Mimo wielu prorosyjskich gestów Słowacja ogranicza liczbę obszarów, w których Moskwa mogłaby wywierać na nią presję na Bratysławę. Uniezależniając się od Rosji, Słowacja zapewniła sobie możliwości alternatywnych dostaw surowców energetycznych, ponadto zastępuje rosyjski sprzęt wojskowy zachodnim. Słowackie władze chcą rozwijać współpracę gospodarczą z Rosją, również w strategicznych obszarach dostaw i tranzytu ropy i gazu, a także dostaw paliwa jądrowego - dbają jednak o to, by w każdej z tych dziedzin mieć łatwo dostępną alternatywę. Pogrążona w kryzysie Rosja ma Słowacji coraz mniej do zaoferowania gospodarczo, a słowackie podmioty na rosyjskim rynku muszą się liczyć z rosnącym ryzykiem niewypłacalności miejscowych kontrahentów.
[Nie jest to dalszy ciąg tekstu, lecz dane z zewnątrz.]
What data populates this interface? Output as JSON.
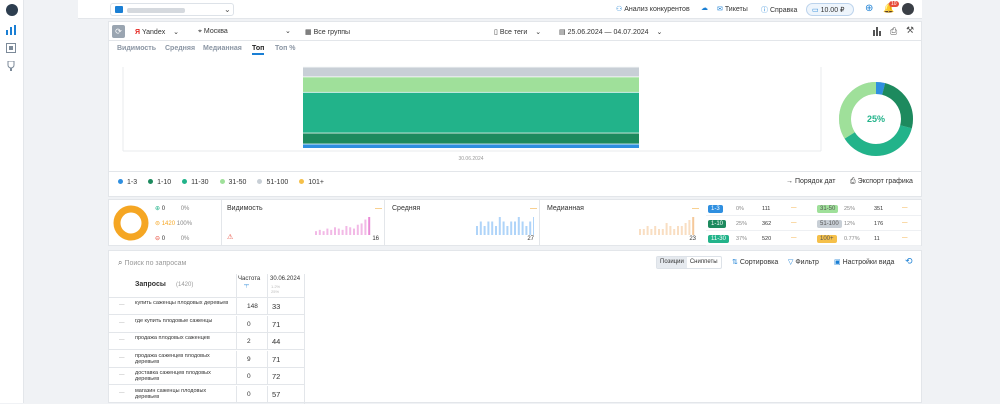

Stosunki słowacko-rosyjskie w coraz większej mierze sprowadzają się więc do retorycznych zapewnień o pogłębianiu współpracy i do miraży wspólnych projektów, z coraz krótszą listą realnych przedsięwzięć.

 

Symboliczny sojusz

Robocza wizyta premiera Roberta Ficy w Moskwie (1–2 czerwca br.) była kolejnym słowacko-rosyjskim spotkaniem na wysokim szczeblu w czasie ochłodzenia stosunków rosyjsko-unijnych. Obu stronom zależy na wzmocnieniu wrażenia bliskiej współpracy politycznej. Służyły temu m.in. wizyty związane z obchodami 70. rocznicy zakończenia drugiej wojny światowej: w kwietniu rosyjski minister spraw zagranicznych Siergiej Ławrow odwiedził Słowację z okazji rocznicy wyzwolenia Bratysławy, a w maju premier Fico uczestniczył w obchodach Dnia Zwycięstwa w Moskwie. Słowackie władze w dużej mierze akceptują promowany w Rosji obraz Armii Czerwonej jako siły mającej decydujący wpływ na zwycięstwo nad faszyzmem i mało kto na Słowacji podważa wyzwolicielską rolę Armii Czerwonej. Krytyczny wobec polityki Rosji prezydent Andrej Kiska w rocznicę zakończenia II wojny światowej wezwał rodaków do zapalenia znicza „na grobie każdego sowieckiego żołnierza poległego na Słowacji”. O ile jednak prezydent ze względu na sytuację na Ukrainie odmówił udziału w moskiewskich obchodach, premier pojechał świętować 9 maja w Moskwie, tłumacząc, że „należy oddzielać historyczne fakty od bieżącej polityki”[1].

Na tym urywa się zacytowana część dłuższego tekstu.